Un aspetto da considerare è anche quello legato alla maggiore suscettibilità agli incendi boschivi che si può determinare, soprattutto negli ambienti mediterranei, in seguito a un cambiamento di uso del suolo in cui si abbia il passaggio verso coperture arbustive e arboree da zone precedentemente agricole [4].


[1] Sheffer, E. (2012). A review of the development of Mediterranean pine–oak ecosystems after land abandonment and afforestation: are they novel ecosystems?. Annals of Forest Science 69 : 429-443.

[2] Alberti G. et al. (2008). Forest ecosystem carbon accumulation during a secondary succession in the Eastern Prealps of Italy, Forestry: An International Journal of Forest Research 81: 1-11. 

[3] Ferlan M. et al. (2011). Comparing carbon fluxes between different stages of secondary succession of a karst grassland. Agriculture, Ecosystems & Environment 140 (1–2): 199-207.

[4] Ascoli D. et al.  (2021). Land use change towards forests and wooded land correlates with large and frequent wildfires in Italy. Annals of Silvicultural Research 46(2): 177-188.

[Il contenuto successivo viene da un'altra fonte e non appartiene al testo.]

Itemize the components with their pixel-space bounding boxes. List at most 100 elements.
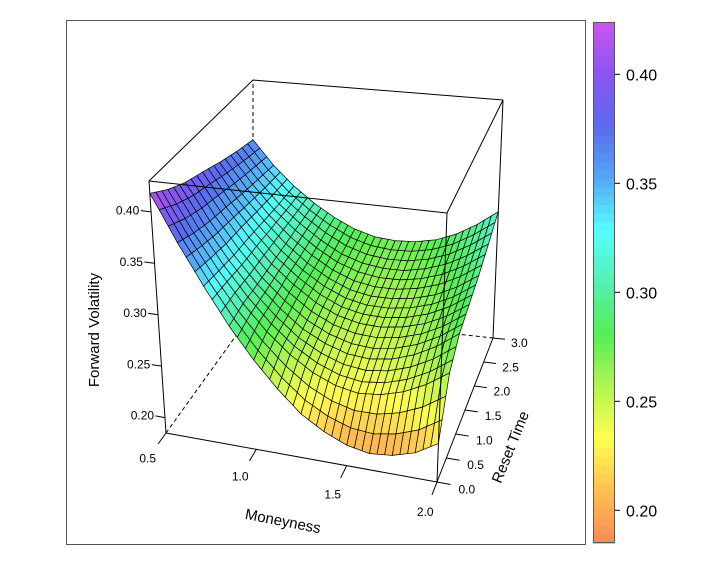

Basilicata, Parco regionale di Gallipoli Cognato. Su terreni non più pascolati o coltivati, si notano le avanguardie di arbusti e di alberi (foto di Marco Borghetti, giugno 2021). 

Sopra: Piano Vacquarro, Parco Nazionale del Pollino, provincia di Potenza. Un tempo questa era la via della transumanza e le greggi si muovevano attraverso zone aperte di pascolo, con sparsi alberi: oggi la vecchia strada passa attraverso un bosco misto di latifoglie, di neo-formazione, con il maggiociondolo bene in evidenza (foto di Angelo Nolè). Sotto: siamo a Piano Novacco, nel gruppo dell'Orsomarso, sempre nel Parco Nazionale del Pollino, dove si conservano ancora ampi spazi aperti di pascolo (foto di Anna Rita Rivelli, giugno 2009).

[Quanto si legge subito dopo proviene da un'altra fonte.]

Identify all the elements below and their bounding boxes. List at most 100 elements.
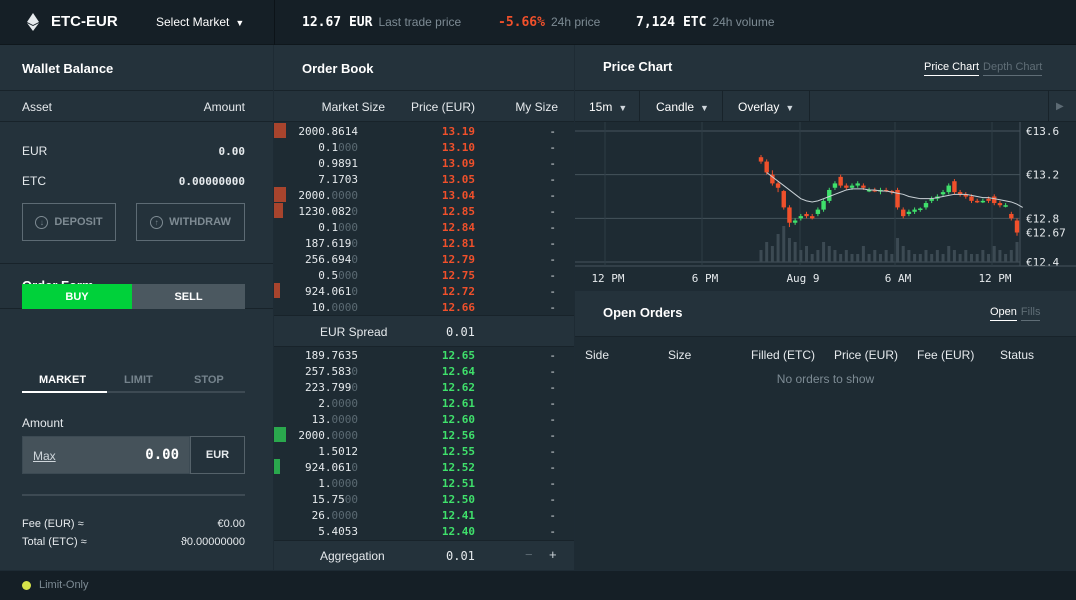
market-size: 2.0000: [318, 397, 358, 410]
current-price-label: €12.67: [1026, 227, 1066, 240]
ask-row[interactable]: 0.5000 12.75 -: [274, 267, 574, 283]
volume-bar: [981, 250, 985, 262]
candlestick-chart[interactable]: €13.6 €13.2 €12.8 €12.4 12 PM 6 PM Aug 9 6 AM 12…: [575, 122, 1076, 290]
size-digits: 1.5012: [318, 445, 358, 458]
trading-pair-title: ETC-EUR: [51, 13, 118, 30]
market-size: 0.1000: [318, 141, 358, 154]
bid-row[interactable]: 189.7635 12.65 -: [274, 347, 574, 363]
market-size: 0.9891: [318, 157, 358, 170]
select-market-dropdown[interactable]: Select Market ▼: [156, 15, 244, 29]
buy-button[interactable]: BUY: [22, 284, 132, 309]
candle: [810, 216, 815, 219]
divider: [575, 90, 1076, 91]
my-size: -: [549, 477, 556, 490]
market-size: 2000.0000: [298, 429, 358, 442]
ask-row[interactable]: 1230.0820 12.85 -: [274, 203, 574, 219]
bid-row[interactable]: 2.0000 12.61 -: [274, 395, 574, 411]
divider: [575, 121, 1076, 122]
market-size: 924.0610: [305, 461, 358, 474]
ask-row[interactable]: 10.0000 12.66 -: [274, 299, 574, 315]
bid-row[interactable]: 257.5830 12.64 -: [274, 363, 574, 379]
ask-row[interactable]: 256.6940 12.79 -: [274, 251, 574, 267]
bid-row[interactable]: 223.7990 12.62 -: [274, 379, 574, 395]
volume-label: 24h volume: [712, 15, 775, 29]
bid-row[interactable]: 1.0000 12.51 -: [274, 475, 574, 491]
ask-depth-bar: [274, 123, 286, 138]
tab-depth-chart[interactable]: Depth Chart: [983, 61, 1043, 76]
ask-row[interactable]: 7.1703 13.05 -: [274, 171, 574, 187]
chart-type-toggle: Price Chart Depth Chart: [924, 61, 1043, 76]
price: 12.66: [441, 301, 475, 314]
amount-input[interactable]: Max 0.00: [22, 436, 190, 474]
price: 12.64: [441, 365, 475, 378]
amount-currency[interactable]: EUR: [190, 436, 245, 474]
my-size: -: [549, 269, 556, 282]
candle: [1009, 213, 1014, 219]
bid-row[interactable]: 15.7500 12.50 -: [274, 491, 574, 507]
volume-bar: [833, 250, 837, 262]
size-digits: 2.: [318, 397, 332, 410]
aggregation-increase-button[interactable]: +: [549, 547, 557, 562]
price: 12.81: [441, 237, 475, 250]
interval-dropdown[interactable]: 15m ▼: [589, 100, 627, 114]
chart-toolbar: [575, 91, 1076, 121]
price: 12.52: [441, 461, 475, 474]
bid-row[interactable]: 2000.0000 12.56 -: [274, 427, 574, 443]
tab-open[interactable]: Open: [990, 306, 1017, 321]
overlay-dropdown[interactable]: Overlay ▼: [738, 100, 794, 114]
chart-style-dropdown[interactable]: Candle ▼: [656, 100, 709, 114]
bid-row[interactable]: 1.5012 12.55 -: [274, 443, 574, 459]
ask-row[interactable]: 2000.0000 13.04 -: [274, 187, 574, 203]
volume-bar: [861, 246, 865, 262]
my-size: -: [549, 285, 556, 298]
ask-row[interactable]: 187.6190 12.81 -: [274, 235, 574, 251]
tab-fills[interactable]: Fills: [1020, 306, 1041, 321]
volume-bar: [856, 254, 860, 262]
price: 12.61: [441, 397, 475, 410]
volume-bar: [873, 250, 877, 262]
divider: [639, 91, 640, 121]
volume-bar: [896, 238, 900, 262]
amount-value: 0.00: [145, 447, 179, 463]
tab-price-chart[interactable]: Price Chart: [924, 61, 980, 76]
last-trade-price: 12.67 EUR: [302, 15, 373, 30]
deposit-button[interactable]: ↓ DEPOSIT: [22, 203, 116, 241]
tab-market[interactable]: MARKET: [39, 374, 87, 386]
ask-row[interactable]: 0.9891 13.09 -: [274, 155, 574, 171]
price-change-24h: -5.66%: [498, 15, 545, 30]
play-icon[interactable]: ▶: [1056, 101, 1064, 112]
volume-bar: [935, 250, 939, 262]
volume-bar: [770, 246, 774, 262]
ask-row[interactable]: 0.1000 12.84 -: [274, 219, 574, 235]
candle: [946, 185, 951, 193]
ask-row[interactable]: 2000.8614 13.19 -: [274, 123, 574, 139]
y-tick-label: €13.6: [1026, 125, 1059, 138]
candle: [855, 183, 860, 186]
aggregation-decrease-button[interactable]: −: [525, 547, 533, 562]
price: 13.04: [441, 189, 475, 202]
volume-bar: [799, 250, 803, 262]
size-digits: 189.7635: [305, 349, 358, 362]
tab-limit[interactable]: LIMIT: [124, 374, 153, 386]
tab-stop[interactable]: STOP: [194, 374, 224, 386]
price: 13.10: [441, 141, 475, 154]
status-footer: Limit-Only: [0, 571, 1076, 600]
sell-button[interactable]: SELL: [132, 284, 245, 309]
candle: [775, 183, 781, 188]
my-size: -: [549, 381, 556, 394]
max-link[interactable]: Max: [33, 449, 56, 463]
candle: [986, 198, 991, 201]
withdraw-button[interactable]: ↑ WITHDRAW: [136, 203, 245, 241]
price: 13.09: [441, 157, 475, 170]
candle: [1003, 205, 1008, 207]
price-chart-title: Price Chart: [603, 59, 673, 74]
candle: [792, 220, 798, 223]
bid-row[interactable]: 13.0000 12.60 -: [274, 411, 574, 427]
bid-row[interactable]: 5.4053 12.40 -: [274, 523, 574, 539]
price: 12.55: [441, 445, 475, 458]
ask-row[interactable]: 924.0610 12.72 -: [274, 283, 574, 299]
bid-row[interactable]: 26.0000 12.41 -: [274, 507, 574, 523]
volume-bar: [907, 250, 911, 262]
ask-row[interactable]: 0.1000 13.10 -: [274, 139, 574, 155]
bid-row[interactable]: 924.0610 12.52 -: [274, 459, 574, 475]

Altri esempi di boschi di neoformazioni e modificazioni del paesaggio: a sinistra, in Val di Fiemme (provincia di Trento) zone in precedenza prative, sfalciate o pascolate, poco sopra il fondovalle, colonizzate da formazioni di latifoglie pioniere (foto di Marco Borghetti, giugno 2022); a destra, la graduale occupazione di spazi aperti, sempre in una vallata alpina, da parte degli alberi e del bosco (foto di Piero Piussi).

Il paesaggio di molte zone collinari (qui siamo in provincia di Parma) si sta trasformando per la contrazione delle superfici coltivate, che vengono colonizzate da arbusteti d'invasione (rovi, prugnoli, biancospini, rose selvatiche, ecc.) e boschetti. Sono formazioni che a fini inventariali (v. INFC 2015) ricadono di solito nella categorie 'altre terre boscate'  (foto di Marco Borghetti, 2021 e 2022).

In pieno ambiente mediterraneo, dove i boschi sono spariti da secoli e il sole spacca la pietra, i terrazzi un tempo coltivati vengono al più colonizzati dagli arbusti della phrygana (Isola di Sikinos, foto di Annemarie Bastrup-Birk).